Week 22 and Beyond: Power, Speed, and Return to Sport

The final phase replicates the demands of your sport or daily activities. Exercises include explosive movements like box jumps and power cleans alongside continued strength work. You’ll progress from two-legged movements to single-leg drills, from straight-line to multi-directional agility, and from submaximal to full effort. Retesting happens every four to six weeks. Once you reach 85% to 90% strength symmetry and 80% to 90% symmetry on hop tests, you can start sport-specific drills on the field, progressing from non-contact practice to contact practice to full game play.

Conservative Rehabilitation Without Surgery

If surgery isn’t needed, rehabilitation follows a similar logical progression but on a compressed timeline. Grade 1 and 2 MCL tears, for instance, move through range of motion restoration, strengthening, and return to activity within weeks rather than months. The exercises are largely the same: quad activation, hamstring strengthening, balance training, and progressive loading.

For ACL tears managed without surgery, the rehabilitation program becomes even more important because there’s no graft to stabilize the joint. The focus is on building the muscles around the knee, especially the hamstrings and quadriceps, to compensate for the missing ligament. Neuromuscular training, which teaches your body to react quickly and stabilize the knee during unexpected movements, is a key component. This type of rehabilitation can take several months of dedicated work, but for the right candidates it restores enough functional stability to return to most activities.

Realistic Recovery Timelines

For mild MCL or LCL sprains (grade 1), expect one to three weeks before you feel normal. Moderate tears (grade 2) take four to six weeks. Severe collateral ligament tears (grade 3) require six weeks or longer.

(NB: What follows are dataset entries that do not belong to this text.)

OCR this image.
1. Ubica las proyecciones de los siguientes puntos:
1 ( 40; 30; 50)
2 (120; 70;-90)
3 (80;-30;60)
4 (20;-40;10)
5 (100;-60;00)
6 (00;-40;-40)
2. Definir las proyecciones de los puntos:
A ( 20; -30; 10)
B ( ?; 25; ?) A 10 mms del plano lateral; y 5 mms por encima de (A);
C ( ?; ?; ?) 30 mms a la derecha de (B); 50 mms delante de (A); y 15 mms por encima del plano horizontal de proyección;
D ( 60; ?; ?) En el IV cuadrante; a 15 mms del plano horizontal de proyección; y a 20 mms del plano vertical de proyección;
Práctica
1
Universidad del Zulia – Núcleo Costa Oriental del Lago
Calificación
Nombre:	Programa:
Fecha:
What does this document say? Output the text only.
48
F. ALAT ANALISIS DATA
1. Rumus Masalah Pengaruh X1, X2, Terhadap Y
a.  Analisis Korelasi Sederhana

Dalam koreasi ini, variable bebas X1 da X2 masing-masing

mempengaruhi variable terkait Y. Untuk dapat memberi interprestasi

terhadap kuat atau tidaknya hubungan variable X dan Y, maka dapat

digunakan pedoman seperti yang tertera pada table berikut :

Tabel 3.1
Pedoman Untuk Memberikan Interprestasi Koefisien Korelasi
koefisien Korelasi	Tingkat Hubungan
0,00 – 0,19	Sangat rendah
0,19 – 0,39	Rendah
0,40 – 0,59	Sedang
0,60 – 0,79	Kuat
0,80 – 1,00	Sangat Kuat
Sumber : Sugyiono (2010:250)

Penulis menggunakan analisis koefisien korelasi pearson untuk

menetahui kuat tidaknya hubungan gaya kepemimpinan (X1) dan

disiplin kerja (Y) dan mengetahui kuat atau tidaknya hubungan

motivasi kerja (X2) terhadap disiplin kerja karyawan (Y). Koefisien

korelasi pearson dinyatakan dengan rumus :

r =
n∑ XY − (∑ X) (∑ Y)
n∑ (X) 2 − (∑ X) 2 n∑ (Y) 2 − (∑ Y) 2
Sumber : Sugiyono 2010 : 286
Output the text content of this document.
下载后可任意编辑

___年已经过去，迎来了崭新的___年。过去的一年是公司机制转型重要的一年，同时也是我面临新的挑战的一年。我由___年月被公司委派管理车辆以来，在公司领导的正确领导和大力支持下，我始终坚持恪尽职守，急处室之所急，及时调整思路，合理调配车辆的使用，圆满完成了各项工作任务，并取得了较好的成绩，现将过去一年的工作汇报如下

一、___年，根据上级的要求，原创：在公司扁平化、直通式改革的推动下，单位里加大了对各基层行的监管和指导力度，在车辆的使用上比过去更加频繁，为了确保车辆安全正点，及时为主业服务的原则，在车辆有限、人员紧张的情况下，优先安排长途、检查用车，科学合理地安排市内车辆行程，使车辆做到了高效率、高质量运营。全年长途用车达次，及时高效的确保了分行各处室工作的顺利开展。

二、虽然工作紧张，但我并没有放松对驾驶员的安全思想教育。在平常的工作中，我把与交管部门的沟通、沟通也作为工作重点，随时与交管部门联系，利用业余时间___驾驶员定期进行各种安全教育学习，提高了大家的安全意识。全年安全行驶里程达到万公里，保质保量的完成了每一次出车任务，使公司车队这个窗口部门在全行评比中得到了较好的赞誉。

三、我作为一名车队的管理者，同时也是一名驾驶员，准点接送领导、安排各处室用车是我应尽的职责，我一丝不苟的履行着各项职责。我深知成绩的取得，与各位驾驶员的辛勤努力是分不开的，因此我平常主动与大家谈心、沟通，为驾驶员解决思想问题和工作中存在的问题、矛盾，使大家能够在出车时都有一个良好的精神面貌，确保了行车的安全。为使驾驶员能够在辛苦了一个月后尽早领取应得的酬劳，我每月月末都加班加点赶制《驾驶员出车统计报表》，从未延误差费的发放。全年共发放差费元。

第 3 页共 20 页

ACL reconstruction recovery is a longer commitment. The traditional approach targets return to sport at 9 to 12 months. Some accelerated programs aim for 6 months, but this is generally reserved for highly motivated athletes with excellent early progress. Higher-level activity like jogging and basic agility work typically begins around 12 to 16 weeks post-surgery, assuming you’ve hit all the benchmarks for strength, range of motion, and swelling control.

Regardless of which ligament was injured or how it was treated, rushing back is the biggest risk factor for reinjury. Meeting objective, measurable criteria at each stage, rather than going by how the knee feels on a good day, is what separates a successful recovery from one that leads to setback.